Python基础算法——反转链表

视频详解:https://www.bilibili.com/video/BV1sd4y1x7KN/?spm_id_from=333.788&vd_source=11069f01f7471094186b646e3a184ca3 

一、反转链表

LeetCode 206题:https://leetcode.cn/problems/reverse-linked-list/description/

给你单链表的头节点 head ,请你反转链表,并返回反转后的链表。

Python基础算法——反转链表_第1张图片

解析:

class Solution:
    def reverseList(self, head: ListNode) -> ListNode:
        cur, pre = head, None
        while cur:
            tmp = cur.next # 暂存后继节点 cur.next
            cur.next = pre # 修改 next 引用指向
            pre = cur      # pre 暂存 cur
            cur = tmp      # cur 访问下一节点
        return pre

二、反转指定区间链表

LeetCode 92题:https://leetcode.cn/problems/reverse-linked-list-ii/description/?envType=study-plan-v2&envId=top-interview-150

给你单链表的头指针 head 和两个整数 left 和 right ,其中 left <= right 。
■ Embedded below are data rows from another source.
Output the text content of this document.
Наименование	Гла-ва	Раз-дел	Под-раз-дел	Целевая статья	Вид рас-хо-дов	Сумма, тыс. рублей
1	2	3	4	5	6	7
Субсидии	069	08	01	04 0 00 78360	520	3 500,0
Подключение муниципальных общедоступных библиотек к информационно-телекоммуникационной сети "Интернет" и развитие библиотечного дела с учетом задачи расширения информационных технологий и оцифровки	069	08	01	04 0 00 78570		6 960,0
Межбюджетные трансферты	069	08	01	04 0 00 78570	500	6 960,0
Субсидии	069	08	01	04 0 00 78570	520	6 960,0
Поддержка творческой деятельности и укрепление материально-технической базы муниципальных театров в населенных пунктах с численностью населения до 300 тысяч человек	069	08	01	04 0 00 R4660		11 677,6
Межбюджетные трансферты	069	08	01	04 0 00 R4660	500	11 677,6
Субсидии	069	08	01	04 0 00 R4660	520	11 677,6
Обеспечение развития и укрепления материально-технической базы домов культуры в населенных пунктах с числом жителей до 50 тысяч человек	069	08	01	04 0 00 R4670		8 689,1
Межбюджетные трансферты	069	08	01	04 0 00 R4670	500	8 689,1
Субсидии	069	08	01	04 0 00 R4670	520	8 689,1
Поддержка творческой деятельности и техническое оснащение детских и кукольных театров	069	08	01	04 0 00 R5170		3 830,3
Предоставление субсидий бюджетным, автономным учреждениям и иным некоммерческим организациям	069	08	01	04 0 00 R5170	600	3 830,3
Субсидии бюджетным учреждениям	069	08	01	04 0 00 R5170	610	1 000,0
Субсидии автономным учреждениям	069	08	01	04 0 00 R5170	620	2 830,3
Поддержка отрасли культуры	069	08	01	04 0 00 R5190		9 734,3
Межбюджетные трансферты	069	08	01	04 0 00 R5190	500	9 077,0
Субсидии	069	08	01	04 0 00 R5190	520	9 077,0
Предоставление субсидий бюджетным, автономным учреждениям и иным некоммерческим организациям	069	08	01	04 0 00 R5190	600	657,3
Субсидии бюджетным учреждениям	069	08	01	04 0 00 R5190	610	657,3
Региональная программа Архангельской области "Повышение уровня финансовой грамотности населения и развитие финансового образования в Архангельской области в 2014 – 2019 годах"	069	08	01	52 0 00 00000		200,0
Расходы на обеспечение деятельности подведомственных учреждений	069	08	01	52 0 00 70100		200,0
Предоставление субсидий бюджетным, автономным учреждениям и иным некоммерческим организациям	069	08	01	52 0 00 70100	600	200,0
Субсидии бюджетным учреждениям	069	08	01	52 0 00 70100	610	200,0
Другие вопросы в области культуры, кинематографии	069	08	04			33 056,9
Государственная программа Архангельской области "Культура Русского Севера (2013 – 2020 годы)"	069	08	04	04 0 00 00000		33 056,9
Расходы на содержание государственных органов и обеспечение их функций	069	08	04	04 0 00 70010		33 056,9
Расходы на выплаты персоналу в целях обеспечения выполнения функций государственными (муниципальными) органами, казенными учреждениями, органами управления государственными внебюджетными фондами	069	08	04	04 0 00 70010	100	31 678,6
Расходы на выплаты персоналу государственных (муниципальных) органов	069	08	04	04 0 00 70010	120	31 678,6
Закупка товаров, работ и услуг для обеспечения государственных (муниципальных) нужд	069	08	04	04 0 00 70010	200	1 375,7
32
请你反转从位置 left 到位置 right 的链表节点,返回 反转后的链表 。

Python基础算法——反转链表_第2张图片

解析:

class Solution:
    def reverseBetween(self, head: Optional[ListNode], left: int, right: int) -> Optional[ListNode]:
        dummy = ListNode(next = head)
        p0 = dummy
        for _ in range(left - 1):
            p0 = p0.next

        pre = None
        cur = p0.next
        for _ in range(right - left + 1):
            tmp = cur.next
            cur.next = pre
            pre = cur
            cur = tmp
        
        p0.next.next = cur
        p0.next = pre
        return dummy.next

三、k个一组反转链表

LeetCode 第25题:https://leetcode.cn/problems/reverse-nodes-in-k-group/description/

给你链表的头节点 head ,每 k 个节点一组进行翻转,请你返回修改后的链表。

k 是一个正整数,它的值小于或等于链表的长度。如果节点总数不是 k 的整数倍,那么请将最后剩余的节点保持原有顺序。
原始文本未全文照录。